Further, the Court pointed out that the fact that the proceeds from a wrongful death suit go immediately to the surviving spouse or other beneficiaries and are not subject to claims from the decedent’s creditors supports this interpretation. On this issue, then, the Court held that “in filing the initial pro se wrongful death lawsuit in this case, [plaintiff] was not representing the legal interests of either the decedent or her estate.”

Next, defendants argued that even if a surviving spouse can represent himself when filing a wrongful death action, the complaint in this particular case was invalid because decedent also had two adult daughters, and plaintiff was thus acting as a representative for them. The Court rejected this argument, reasoning:

[W]e cannot square [defendants’] argument with the plain language of section 20-15-106(a), which provides that the wrongful death right of action “passes to” the surviving spouse for the benefit of the spouse and the other beneficiaries. Our decision on this issue must be controlled by Tennessee’s unique wrongful death statutes….[T]he decedent’s surviving spouse has the “superior right above all others” to assert the right of action in a wrongful death lawsuit and to control the proceedings. …The question we must decide is whether the entire pro se complaint is rendered void ab initio, a nullity, by the fact that other beneficiaries’ interests are encompassed within the right of action asserted by the surviving spouse. We hold that it is not.
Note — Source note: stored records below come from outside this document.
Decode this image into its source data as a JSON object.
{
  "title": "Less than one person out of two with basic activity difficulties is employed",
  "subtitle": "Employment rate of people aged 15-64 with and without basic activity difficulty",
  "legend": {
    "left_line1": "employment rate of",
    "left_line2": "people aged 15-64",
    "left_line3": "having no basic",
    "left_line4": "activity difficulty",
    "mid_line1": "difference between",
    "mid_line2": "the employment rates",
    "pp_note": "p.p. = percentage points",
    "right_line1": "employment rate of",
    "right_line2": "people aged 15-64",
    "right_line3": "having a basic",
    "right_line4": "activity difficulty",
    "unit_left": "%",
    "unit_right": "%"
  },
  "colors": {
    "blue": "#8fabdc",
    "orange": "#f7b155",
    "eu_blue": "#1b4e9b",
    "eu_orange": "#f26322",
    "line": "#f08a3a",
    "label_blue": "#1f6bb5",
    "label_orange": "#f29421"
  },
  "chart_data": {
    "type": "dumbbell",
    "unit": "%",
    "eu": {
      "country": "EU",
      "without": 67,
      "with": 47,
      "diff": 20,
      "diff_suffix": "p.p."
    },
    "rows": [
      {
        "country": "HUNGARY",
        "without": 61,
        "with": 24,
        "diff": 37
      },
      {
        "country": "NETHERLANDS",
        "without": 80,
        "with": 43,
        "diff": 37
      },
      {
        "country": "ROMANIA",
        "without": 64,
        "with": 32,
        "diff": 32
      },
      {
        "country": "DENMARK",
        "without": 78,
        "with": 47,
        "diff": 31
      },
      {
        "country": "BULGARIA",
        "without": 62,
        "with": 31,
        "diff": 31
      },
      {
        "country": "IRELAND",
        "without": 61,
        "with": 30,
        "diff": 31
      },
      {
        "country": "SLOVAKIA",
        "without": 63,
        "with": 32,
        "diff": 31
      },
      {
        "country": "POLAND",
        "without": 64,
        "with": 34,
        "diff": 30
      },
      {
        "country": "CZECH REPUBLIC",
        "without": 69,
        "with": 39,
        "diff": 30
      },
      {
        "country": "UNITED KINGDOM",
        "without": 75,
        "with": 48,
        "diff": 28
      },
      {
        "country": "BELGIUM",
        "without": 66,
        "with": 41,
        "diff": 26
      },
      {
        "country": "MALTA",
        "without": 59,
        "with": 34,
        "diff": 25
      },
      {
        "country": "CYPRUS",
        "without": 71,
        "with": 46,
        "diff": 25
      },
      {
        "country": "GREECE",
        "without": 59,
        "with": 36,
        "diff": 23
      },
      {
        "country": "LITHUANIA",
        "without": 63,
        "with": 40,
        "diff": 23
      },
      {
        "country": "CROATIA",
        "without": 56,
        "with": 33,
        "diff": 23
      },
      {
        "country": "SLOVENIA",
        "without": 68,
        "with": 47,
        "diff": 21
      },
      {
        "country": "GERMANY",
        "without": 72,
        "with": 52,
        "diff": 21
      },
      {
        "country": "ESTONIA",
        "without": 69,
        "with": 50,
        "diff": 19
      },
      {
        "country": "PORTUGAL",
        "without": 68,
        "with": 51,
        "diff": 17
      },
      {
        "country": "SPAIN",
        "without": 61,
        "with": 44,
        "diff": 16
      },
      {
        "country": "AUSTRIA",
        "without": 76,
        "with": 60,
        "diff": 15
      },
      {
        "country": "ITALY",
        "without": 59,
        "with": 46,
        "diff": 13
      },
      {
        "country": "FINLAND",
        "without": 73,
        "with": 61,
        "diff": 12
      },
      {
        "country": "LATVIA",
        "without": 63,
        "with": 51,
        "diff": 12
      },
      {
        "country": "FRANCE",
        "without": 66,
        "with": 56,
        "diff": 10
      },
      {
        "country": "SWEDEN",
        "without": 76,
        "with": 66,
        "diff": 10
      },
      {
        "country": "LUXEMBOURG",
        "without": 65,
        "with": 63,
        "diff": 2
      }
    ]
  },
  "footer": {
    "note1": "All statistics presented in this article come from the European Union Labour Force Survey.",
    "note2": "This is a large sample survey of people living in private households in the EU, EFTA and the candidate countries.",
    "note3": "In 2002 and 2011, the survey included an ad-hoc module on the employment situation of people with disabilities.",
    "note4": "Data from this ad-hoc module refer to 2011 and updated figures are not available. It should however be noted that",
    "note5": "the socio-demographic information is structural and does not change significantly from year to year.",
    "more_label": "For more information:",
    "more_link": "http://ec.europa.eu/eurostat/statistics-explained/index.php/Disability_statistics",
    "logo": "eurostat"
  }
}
(internal citation omitted).

The Court determined that plaintiff, in filing the complaint, “was acting primarily on his own behalf,” and it noted that this reasoning was “consistent with other cases in which our courts have regularly permitted liberal amendments to wrongful death complaints, particularly with respect to substituting party plaintiffs.” Further, the Court pointed out that “defendants were notified of [plaintiff’s] claim in a timely manner, and they were not prejudiced in any way by [plaintiff’s] temporary lack of legal representation.”

For all these reasons, the Supreme Court held that the original pro se complaint was not a nullity and that the suit was not time-barred.

Based on the language of the Tennessee wrongful death statute, the Supreme Court correctly analyzed this case.   That said, don’t try this at home.